Cette notion est importante : la démocratie doit laisser une part au non-politique car le politique est un lieu où tout devient négociable et, d'une certaine façon, équivalent, exactement comme le capitalisme tend à établir une équivalence générale de tout.

Pour ménager les espaces nécessaires aux individus en tant qu'ils sont uniques, il faut laisser place à l'incommensurable :"il s'agira de trouver, de conquérir un sens de l'évaluation, de l'affirmation évaluatrice qui donne à chaque geste évaluateur - décision d'existence, d'oeuvre, de tenue - la possibilité de n'être pas lui-même d'avance mesuré par un système donné, mais d'être au contraire, chaque fois, l'affirmation d'une "valeur" - ou d'un "sens" - unique, incomparable, insubstituable".

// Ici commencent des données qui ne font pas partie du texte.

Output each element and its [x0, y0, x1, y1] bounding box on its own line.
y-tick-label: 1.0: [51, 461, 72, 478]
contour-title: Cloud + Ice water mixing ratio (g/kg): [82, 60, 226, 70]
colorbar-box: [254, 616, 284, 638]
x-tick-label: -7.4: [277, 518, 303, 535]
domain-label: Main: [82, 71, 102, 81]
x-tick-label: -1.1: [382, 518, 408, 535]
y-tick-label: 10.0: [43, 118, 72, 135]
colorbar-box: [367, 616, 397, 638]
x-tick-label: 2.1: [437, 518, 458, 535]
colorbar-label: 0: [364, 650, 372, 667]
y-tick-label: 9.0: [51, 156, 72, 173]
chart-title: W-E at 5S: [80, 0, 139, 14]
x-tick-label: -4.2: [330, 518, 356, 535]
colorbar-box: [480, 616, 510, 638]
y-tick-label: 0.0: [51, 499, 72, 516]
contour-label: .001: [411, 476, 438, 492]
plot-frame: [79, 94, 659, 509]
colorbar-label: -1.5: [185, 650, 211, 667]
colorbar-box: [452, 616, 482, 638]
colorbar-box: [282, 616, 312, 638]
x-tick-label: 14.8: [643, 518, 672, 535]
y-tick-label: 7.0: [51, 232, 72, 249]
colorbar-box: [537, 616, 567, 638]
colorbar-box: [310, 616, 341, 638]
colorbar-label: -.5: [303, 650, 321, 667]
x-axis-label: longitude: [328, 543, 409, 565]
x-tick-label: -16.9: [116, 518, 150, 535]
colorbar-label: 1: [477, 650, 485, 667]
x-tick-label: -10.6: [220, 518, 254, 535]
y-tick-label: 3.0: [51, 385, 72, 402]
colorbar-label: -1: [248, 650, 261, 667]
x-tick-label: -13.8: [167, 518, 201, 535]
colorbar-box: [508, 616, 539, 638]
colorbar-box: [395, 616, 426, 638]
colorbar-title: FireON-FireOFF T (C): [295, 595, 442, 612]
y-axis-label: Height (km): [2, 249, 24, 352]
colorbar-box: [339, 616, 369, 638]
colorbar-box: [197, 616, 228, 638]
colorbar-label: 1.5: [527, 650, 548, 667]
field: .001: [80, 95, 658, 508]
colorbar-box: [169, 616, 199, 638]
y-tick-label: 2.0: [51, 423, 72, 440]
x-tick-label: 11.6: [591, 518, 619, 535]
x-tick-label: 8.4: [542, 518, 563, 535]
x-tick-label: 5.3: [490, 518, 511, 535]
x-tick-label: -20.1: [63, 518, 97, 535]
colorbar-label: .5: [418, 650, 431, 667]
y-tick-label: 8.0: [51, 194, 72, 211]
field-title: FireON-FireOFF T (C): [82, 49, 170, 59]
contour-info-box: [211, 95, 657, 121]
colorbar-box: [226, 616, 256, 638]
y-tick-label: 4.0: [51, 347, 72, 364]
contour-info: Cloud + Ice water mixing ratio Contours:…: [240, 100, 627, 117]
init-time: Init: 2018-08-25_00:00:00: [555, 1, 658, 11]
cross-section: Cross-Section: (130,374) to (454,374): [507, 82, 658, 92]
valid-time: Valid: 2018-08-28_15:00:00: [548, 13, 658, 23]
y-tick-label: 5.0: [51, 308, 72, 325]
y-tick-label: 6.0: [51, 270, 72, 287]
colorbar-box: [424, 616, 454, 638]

Je crois que cette dernière citation, qui peut paraître abstraite, est illustrable au contraire très prosaïquement : quand un étranger en situation irrégulière est expulsé non pas parce que des policiers et un juge ont trouvé que sa situation le rendait expulsable, mais parce que des quotas l'exigent, et l'étranger et les policiers et le juge ne sont que des instruments, des objets, interchangeables, des pions d'un système qui les dépasse tous et qui ne leur ménage aucun espace, et qui, au fond, se méfie également de tous et de chacun d'entre eux.

Un corollaire des définitions de la politique et de la démocratie selon Jean-Luc Nancy, qui me le rend particulièrement aimable, est que la démocratie ne peut s'apprécier à partir des fins qu'elle vise, des objectifs qu'elle se donne. Définie comme un moyen de vouloir ensemble tout en ménageant une place à chacun, la démocratie ne peut se voir assigner d'autre tâche que de constater quelle politique sort de la volonté collectivé à un moment donné et en un lieu donné ("avant tout, la politique doit être reconnue distincte de l'ordre des fins").

Je m'arrête là. Ce livre est riche, parfois un peu ardu car elliptique, mais vaut vraiment la peine de s'y plonger et de s'y replonger, il invite à la réflexion sans asséner de conclusions.

Rien sur l'Europe ? Une citation pas plus explicitée, mais qui est l'évidence même. Evoquant le contexte politique de 68, Nancy écrit que "l'Europe ne discernait pas à quel point elle n'était plus ce qu'elle avait cru être ni peut-être non plus à quel point elle ne pouvait devenir ce qu'elle s'efforçait pourtant d'engendrer : l'"Europe" comme entité spirituelle et comme unité géopolitique".